Let’s talk about the superhumans operating the cars.

a different league

Before you understand the sport, you need to know the cars.

all about speed.

An F1 car is not simply a road car made faster. It is an entirely different category of object. It is built from the ground up with one singular purpose: to go around a racing circuit as fast as physics will allow. Everything exists in service of that goal.

They are absurdly fast.

A Formula 1 car accelerates from zero to 100km/h in under 2.5 seconds. It reaches top speeds of over 350km/h on certain circuits. But raw speed is only part of the story. What makes these cars truly extraordinary is how fast they go through corners, because of something called downforce.

Downforce: the invisible force that makes everything possible.

As an F1 car moves, its aerodynamic design causes air to push it down onto the track rather than lifting it like a regular vehicle. This invisible downward pressure, called downforce, is what allows drivers to drive around corners at speeds that would send any ordinary car flying off the road. The faster the car goes, the more downforce it generates and the harder it grips the track. At high enough speeds, an F1 car theoretically generates enough downforce to drive upside down on a ceiling and stay there.

The materials are extraordinary.

F1 cars are built primarily from carbon fibre, a material that is simultaneously lighter than aluminium and stronger than steel. The entire car weighs less than 800 kilograms, including the driver. Your average road car weighs more than twice that. Every gram is accounted for. Every component is engineered to be as light and as strong as possible.

NON-STOP ENGINEERING.

The engine (now called a power unit) is unlike anything else.
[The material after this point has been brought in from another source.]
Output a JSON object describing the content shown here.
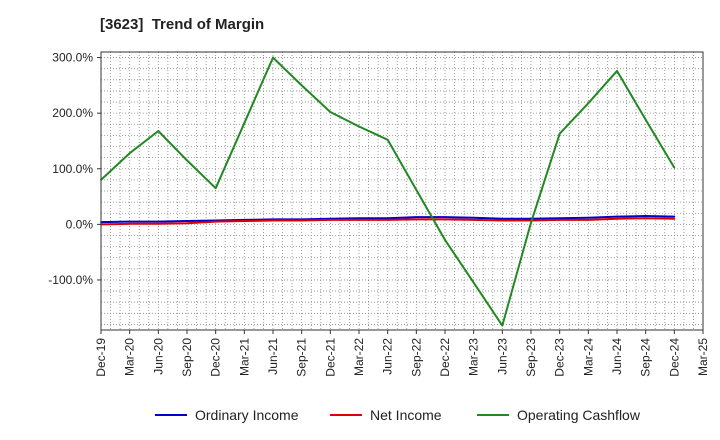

Modern F1 cars run on hybrid power units that combine a turbocharged internal combustion engine with sophisticated electrical systems. Together they produce over 1,000 horsepower. For context, a typical family car produces around 100 to 150 horsepower. The power unit is so complex and so valuable that it costs more than most people's homes!

They are rebuilt almost entirely between races.
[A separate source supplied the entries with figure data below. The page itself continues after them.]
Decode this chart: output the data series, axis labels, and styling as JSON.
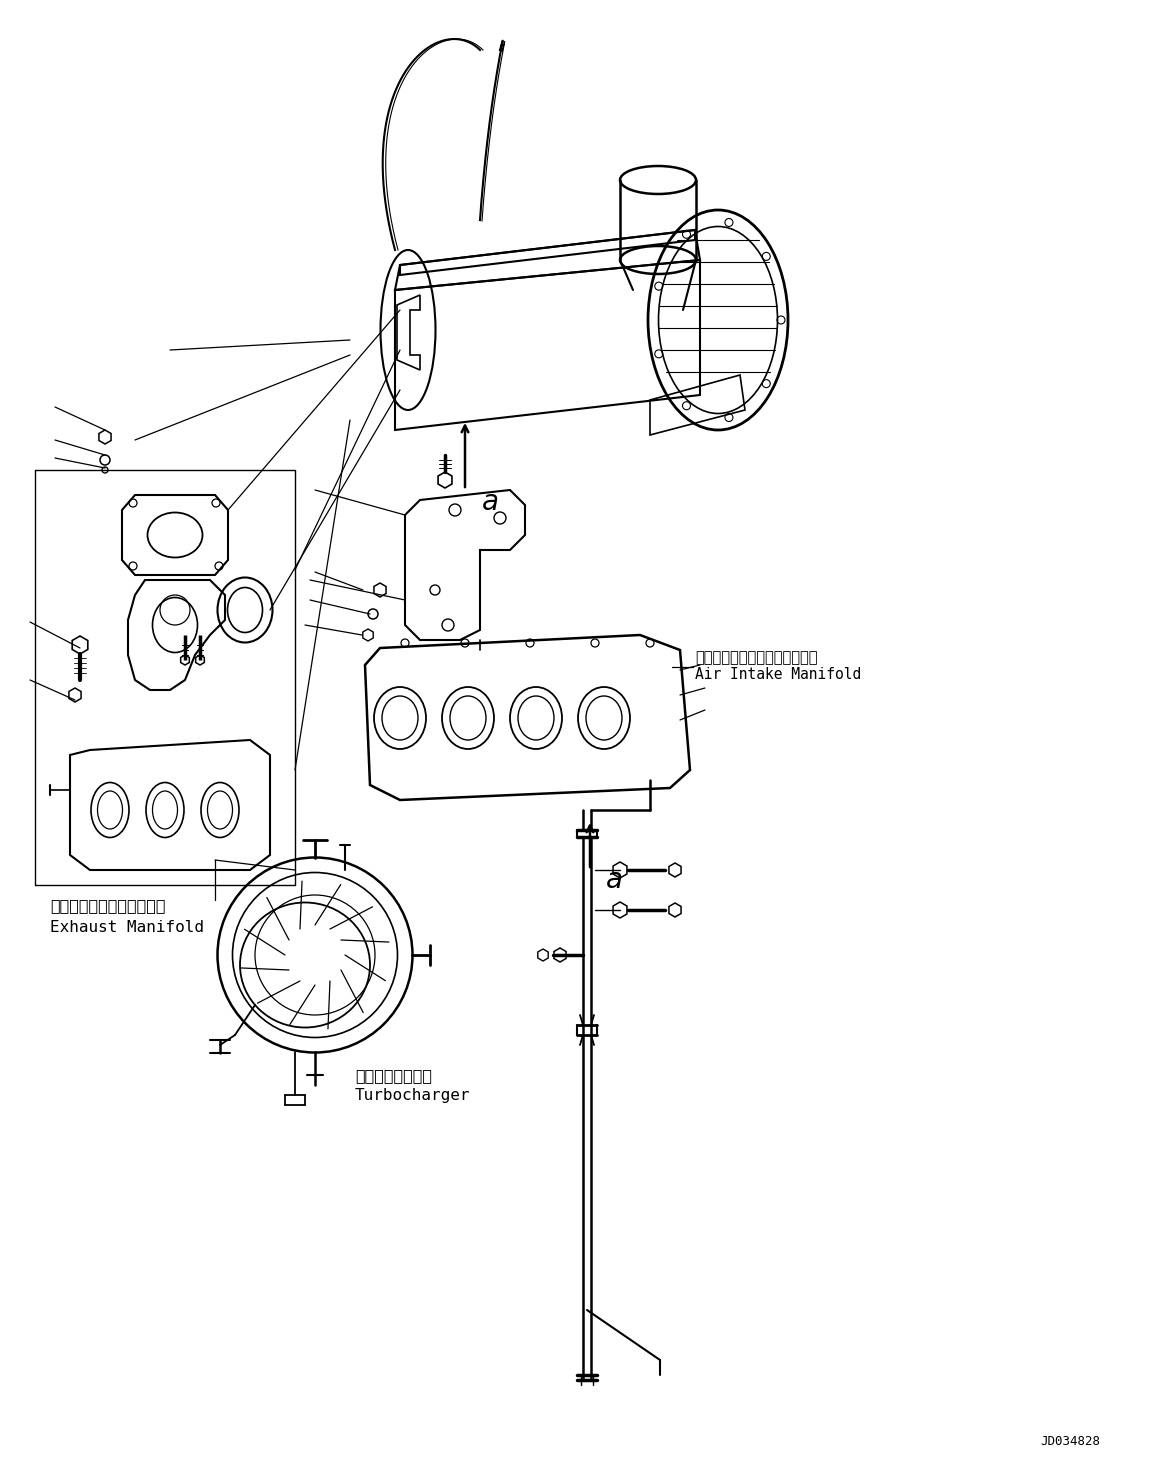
{
  "background_color": "#ffffff",
  "line_color": "#000000",
  "fig_width": 11.57,
  "fig_height": 14.69,
  "dpi": 100,
  "watermark": "JD034828",
  "label_exhaust_jp": "エキゾーストマニホールド",
  "label_exhaust_en": "Exhaust Manifold",
  "label_intake_jp": "エアーインテークマニホールド",
  "label_intake_en": "Air Intake Manifold",
  "label_turbo_jp": "ターボチャージャ",
  "label_turbo_en": "Turbocharger",
  "label_a": "a"
}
An F1 car is not a fixed object that gets serviced like a road car. Between race weekends, teams strip the car down, analyse every component, make upgrades and effectively rebuild it. The car that races in Monaco is quite different from the one that raced in Miami two weeks earlier. Development never stops.

The cockpit is no place for the claustrophobic.

The driver sits in an incredibly tight cockpit with legs stretched out almost horizontally in front of them. They wear a helmet, a special device to protect their neck, fireproof overalls, gloves and boots. During a race, the cockpit temperature can exceed 50°C. Drivers can lose up to three kilograms in sweat over a single race distance. And they do all of this while navigating 300km/h corners and managing a machine of extraordinary complexity through a steering wheel that has more buttons and switches on it than some aircraft.

These cars are works of art.

Beyond the engineering, F1 cars are visually stunning. Each team designs and paints their car in their own livery, showcasing their colours and sponsor branding, which changes and evolves across seasons. Some liveries have become iconic.